Another fantastic example of a work practice that uses data to inform decisions is from the father of Lean Thinking – W. Edwards Deming.
Deming was an American Mathematician who pioneered the use of statistics in manufacturing process control and continuous improvement helped revolutionize the Japanese manufacturing industry post World War 2 using the Plan-Do-Check-Act cycle. Born from this work is the Toyota Production System and Lean.
The health care industry has tackled these issues over recent years and anyone who has visited the hospital may have noticed the transformation to digital medical records. The construction industry may be able to leverage some of these learnings.

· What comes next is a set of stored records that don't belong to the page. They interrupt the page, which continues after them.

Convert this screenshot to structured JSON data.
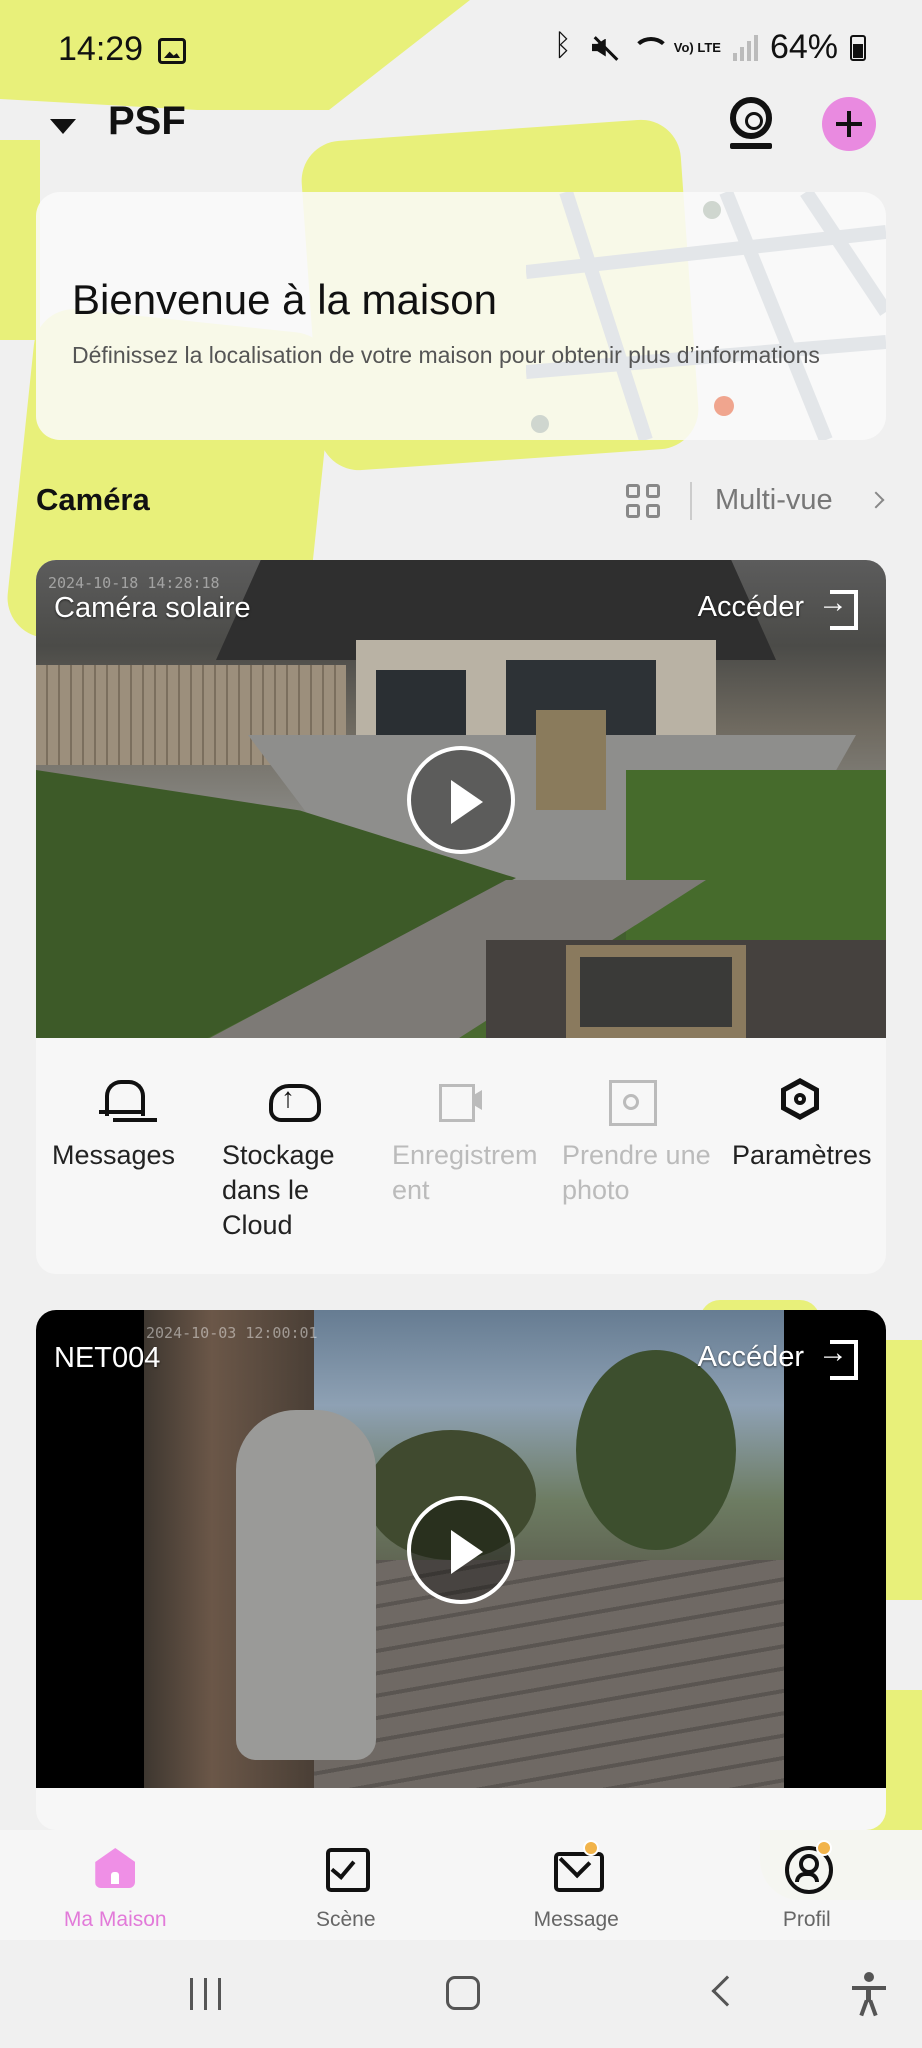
{
  "status_bar": {
    "time": "14:29",
    "network": "Vo) LTE",
    "battery": "64%",
    "icons": [
      "image-icon",
      "bluetooth-icon",
      "mute-icon",
      "wifi-icon",
      "signal-icon",
      "battery-icon"
    ]
  },
  "header": {
    "home_name": "PSF",
    "icons": [
      "dropdown-caret-icon",
      "camera-icon",
      "add-icon"
    ],
    "add_button_color": "#e98ae0"
  },
  "welcome": {
    "title": "Bienvenue à la maison",
    "subtitle": "Définissez la localisation de votre maison pour obtenir plus d’informations"
  },
  "camera_section": {
    "title": "Caméra",
    "multiview_label": "Multi-vue"
  },
  "cameras": [
    {
      "name": "Caméra solaire",
      "access_label": "Accéder",
      "timestamp": "2024-10-18 14:28:18",
      "actions": [
        {
          "label": "Messages",
          "icon": "bell-icon",
          "enabled": true
        },
        {
          "label": "Stockage dans le Cloud",
          "icon": "cloud-upload-icon",
          "enabled": true
        },
        {
          "label": "Enregistrement",
          "icon": "video-record-icon",
          "enabled": false
        },
        {
          "label": "Prendre une photo",
          "icon": "photo-icon",
          "enabled": false
        },
        {
          "label": "Paramètres",
          "icon": "settings-icon",
          "enabled": true
        }
      ]
    },
    {
      "name": "NET004",
      "access_label": "Accéder",
      "timestamp": "2024-10-03 12:00:01"
    }
  ],
  "bottom_nav": {
    "items": [
      {
        "label": "Ma Maison",
        "icon": "home-icon",
        "active": true
      },
      {
        "label": "Scène",
        "icon": "scene-checkbox-icon",
        "active": false
      },
      {
        "label": "Message",
        "icon": "mail-icon",
        "active": false,
        "badge": true
      },
      {
        "label": "Profil",
        "icon": "profile-icon",
        "active": false,
        "badge": true
      }
    ],
    "active_color": "#e27ad9",
    "badge_color": "#f2b44b"
  },
  "colors": {
    "background_accent": "#e8f07a"
  }
}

Principles for improving data capture
Here are some guiding principles that can help improve your data maturity:
- Capture electronically close in person, place and time
- Plan the master/reference data to align with how the project performance is to be measured and align with the financial system.
- Use reference codes/identifiers/geolocation for resources (people, equipment, materials, companies) to allow easy cross-referencing
- Express data in self-describing formats where possible
- Exchange data in neutral file formats – avoid proprietary file formats
- Agree a “source of truth” for core data like budgets, people, equipment, …
- Organise and store for ease of accessibility
- Favour less high-quality data over more unreliable data
- Balance detail (granularity) against the cost of capture
- Convert data into information and drive decision making
Tackling the above challenges is not easy, especially in an environment where systems are fragmented and each party in the supply chain is not always incentivised to share information freely.
Projects that have converted the above process into a digital process by applying the above principles realise significant benefits. Not only in the administration effort saved, but also in having transparency of accrued costs available for performance analysis usually by the next day.
A project team that adopts a data-driven mindset and starts using that information to inform decisions will naturally improve project performance.
The data we collect (and the way we collected it) is an asset and can be used to improve the productivity of projects. We already have the capability and existing technology to collect and refine the data into useful information. What we need to is to challenge the old habits for data collection and processing and to get smarter about what we do.
Refining our construction data relies on being able to process and link with other information so that we can make informed decisions.